Wasser aus vielen Quellen – ein Bekenntnis

31.05.2026

Die ökumenische Vesper im Grossmünster setzte den geistlichen Schlusspunkt des Bistumstags Zürich/Glarus. Auch Vertreter der Neuapostolischen Kirche nahmen an der Feier teil.

Mit einer ökumenischen Vesper im Grossmünster Zürich endete am Sonntag, 31. Mai 2026, der Bistumstag Zürich/Glarus. Zuvor hatten sich im Zürcher Hauptbahnhof zahlreiche Gläubige zu Gottesdienst und Begegnung versammelt.

Am späten Nachmittag führte der Weg vom Hauptbahnhof ins Grossmünster. Dort kamen Vertreterinnen und Vertreter der Mitgliedskirchen der Arbeitsgemeinschaft Christlicher Kirchen im Kanton Zürich (AGCK ZH) zum gemeinsamen Gebet und Gesang zusammen. Zu ihnen gehörte auch Bischof Rudolf Fässler.

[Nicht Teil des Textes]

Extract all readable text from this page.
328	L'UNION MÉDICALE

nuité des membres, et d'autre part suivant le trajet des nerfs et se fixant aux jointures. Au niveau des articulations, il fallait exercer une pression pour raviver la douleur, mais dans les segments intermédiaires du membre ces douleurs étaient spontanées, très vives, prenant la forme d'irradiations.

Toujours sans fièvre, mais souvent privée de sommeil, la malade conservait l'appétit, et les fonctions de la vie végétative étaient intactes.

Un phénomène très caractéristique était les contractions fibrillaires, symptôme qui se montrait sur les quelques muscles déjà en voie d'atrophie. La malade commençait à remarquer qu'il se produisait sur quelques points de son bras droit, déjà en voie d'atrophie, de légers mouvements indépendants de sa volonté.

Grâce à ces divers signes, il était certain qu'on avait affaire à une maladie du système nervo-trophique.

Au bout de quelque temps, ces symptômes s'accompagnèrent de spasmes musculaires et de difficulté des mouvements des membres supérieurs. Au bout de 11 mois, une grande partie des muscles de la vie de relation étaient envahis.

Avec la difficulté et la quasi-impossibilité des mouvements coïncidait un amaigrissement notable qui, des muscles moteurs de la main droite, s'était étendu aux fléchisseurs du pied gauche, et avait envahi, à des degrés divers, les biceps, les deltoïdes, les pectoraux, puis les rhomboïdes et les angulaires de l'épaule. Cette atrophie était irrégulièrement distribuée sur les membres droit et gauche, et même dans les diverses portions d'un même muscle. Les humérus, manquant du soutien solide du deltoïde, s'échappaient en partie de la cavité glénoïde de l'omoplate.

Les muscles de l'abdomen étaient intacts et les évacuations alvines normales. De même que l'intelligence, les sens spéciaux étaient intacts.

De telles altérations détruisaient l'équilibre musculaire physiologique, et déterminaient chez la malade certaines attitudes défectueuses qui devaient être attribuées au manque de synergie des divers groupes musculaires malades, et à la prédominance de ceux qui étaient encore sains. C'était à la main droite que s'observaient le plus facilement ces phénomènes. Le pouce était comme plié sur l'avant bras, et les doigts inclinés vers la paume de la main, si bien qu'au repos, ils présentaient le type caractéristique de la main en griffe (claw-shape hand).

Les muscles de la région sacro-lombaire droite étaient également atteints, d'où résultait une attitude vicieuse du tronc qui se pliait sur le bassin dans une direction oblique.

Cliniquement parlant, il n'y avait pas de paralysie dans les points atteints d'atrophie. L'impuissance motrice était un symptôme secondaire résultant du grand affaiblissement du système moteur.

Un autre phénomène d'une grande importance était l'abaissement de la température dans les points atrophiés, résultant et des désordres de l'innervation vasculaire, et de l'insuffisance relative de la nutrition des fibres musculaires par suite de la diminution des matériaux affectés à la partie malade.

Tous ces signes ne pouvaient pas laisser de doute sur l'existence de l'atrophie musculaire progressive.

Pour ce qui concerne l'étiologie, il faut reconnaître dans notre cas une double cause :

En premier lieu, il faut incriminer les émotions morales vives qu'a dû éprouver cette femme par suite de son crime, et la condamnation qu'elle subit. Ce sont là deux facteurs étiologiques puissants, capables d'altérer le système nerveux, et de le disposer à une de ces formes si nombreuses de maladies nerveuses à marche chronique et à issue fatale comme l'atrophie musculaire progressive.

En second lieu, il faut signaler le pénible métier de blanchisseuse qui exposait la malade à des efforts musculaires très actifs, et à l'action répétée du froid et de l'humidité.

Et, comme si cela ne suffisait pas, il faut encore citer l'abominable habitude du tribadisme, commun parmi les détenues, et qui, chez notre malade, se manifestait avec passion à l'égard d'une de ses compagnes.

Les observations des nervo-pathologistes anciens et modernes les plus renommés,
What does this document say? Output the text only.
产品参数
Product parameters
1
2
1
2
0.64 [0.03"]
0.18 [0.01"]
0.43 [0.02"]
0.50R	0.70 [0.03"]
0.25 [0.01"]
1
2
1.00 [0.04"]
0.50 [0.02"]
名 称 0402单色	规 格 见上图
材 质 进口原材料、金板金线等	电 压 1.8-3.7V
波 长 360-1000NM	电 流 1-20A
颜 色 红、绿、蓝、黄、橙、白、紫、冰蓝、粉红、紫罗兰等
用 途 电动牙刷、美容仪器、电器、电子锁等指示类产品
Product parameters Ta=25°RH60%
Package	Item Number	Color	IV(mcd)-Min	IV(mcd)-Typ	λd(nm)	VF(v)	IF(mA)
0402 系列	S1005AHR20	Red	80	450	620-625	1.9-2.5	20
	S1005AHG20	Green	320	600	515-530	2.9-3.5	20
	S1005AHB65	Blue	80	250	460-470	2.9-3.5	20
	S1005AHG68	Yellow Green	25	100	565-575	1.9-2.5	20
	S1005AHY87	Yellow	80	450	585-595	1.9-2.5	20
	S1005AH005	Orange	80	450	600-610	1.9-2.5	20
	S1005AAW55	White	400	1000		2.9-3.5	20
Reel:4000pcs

Eine besondere liturgische Handlung prägte die Feier: Sie gossen Wasser in ein Taufbecken und sprachen Sätze aus dem Glaubensbekenntnis von Nicäa. Dies erinnerte an die Taufe als verbindendes Element unter Christen.

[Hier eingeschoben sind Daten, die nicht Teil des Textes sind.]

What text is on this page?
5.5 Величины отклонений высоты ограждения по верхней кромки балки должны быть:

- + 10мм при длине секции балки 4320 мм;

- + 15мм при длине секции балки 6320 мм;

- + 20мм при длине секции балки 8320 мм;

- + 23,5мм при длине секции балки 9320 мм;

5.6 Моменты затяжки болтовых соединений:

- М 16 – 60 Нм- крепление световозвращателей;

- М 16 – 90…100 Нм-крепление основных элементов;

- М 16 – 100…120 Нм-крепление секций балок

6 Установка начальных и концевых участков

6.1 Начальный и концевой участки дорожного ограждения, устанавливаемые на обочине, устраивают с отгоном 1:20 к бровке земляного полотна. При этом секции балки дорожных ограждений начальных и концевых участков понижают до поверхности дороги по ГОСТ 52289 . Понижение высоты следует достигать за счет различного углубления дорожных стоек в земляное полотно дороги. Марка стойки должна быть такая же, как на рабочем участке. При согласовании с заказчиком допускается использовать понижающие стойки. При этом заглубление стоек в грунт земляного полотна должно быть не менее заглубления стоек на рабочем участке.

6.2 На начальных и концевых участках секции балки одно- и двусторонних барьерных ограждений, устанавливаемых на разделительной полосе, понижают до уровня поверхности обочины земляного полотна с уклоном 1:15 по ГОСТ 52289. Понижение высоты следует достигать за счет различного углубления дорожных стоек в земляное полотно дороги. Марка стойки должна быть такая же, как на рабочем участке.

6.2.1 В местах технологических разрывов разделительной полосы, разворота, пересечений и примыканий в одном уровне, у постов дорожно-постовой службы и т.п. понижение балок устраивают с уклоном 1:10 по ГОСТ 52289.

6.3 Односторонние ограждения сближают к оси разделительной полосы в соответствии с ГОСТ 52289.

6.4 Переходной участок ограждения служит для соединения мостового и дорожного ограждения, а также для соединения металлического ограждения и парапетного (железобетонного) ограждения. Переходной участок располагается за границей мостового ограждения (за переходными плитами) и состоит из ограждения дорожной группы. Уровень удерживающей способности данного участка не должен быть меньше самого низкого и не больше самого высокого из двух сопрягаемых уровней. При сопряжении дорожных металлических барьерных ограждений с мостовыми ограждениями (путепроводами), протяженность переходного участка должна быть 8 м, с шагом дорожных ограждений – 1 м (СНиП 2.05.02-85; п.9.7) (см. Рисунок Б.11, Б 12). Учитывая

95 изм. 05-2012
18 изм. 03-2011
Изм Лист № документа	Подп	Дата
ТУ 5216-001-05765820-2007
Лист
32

Der römisch-katholische Bischof von Chur, Joseph Maria Bonnemain, deutete die ökumenische Feier als erfüllenden Moment des einjährigen Weges durch das Bistumsjahr. Die reformierte Kirchenratspräsidentin Pfarrerin Dr. Esther Straub hob hervor, dass das Grossmünster an diesem Tag zu einem Raum gelebter Ökumene wurde, in dem Verschiedenheit im gemeinsamen Glauben vor Gott zusammengeführt wird.

Die Vesper machte die ökumenische Verbundenheit im gemeinsamen Gebet, im Glaubensbekenntnis von Nicäa und in der Tauferinnerung sichtbar.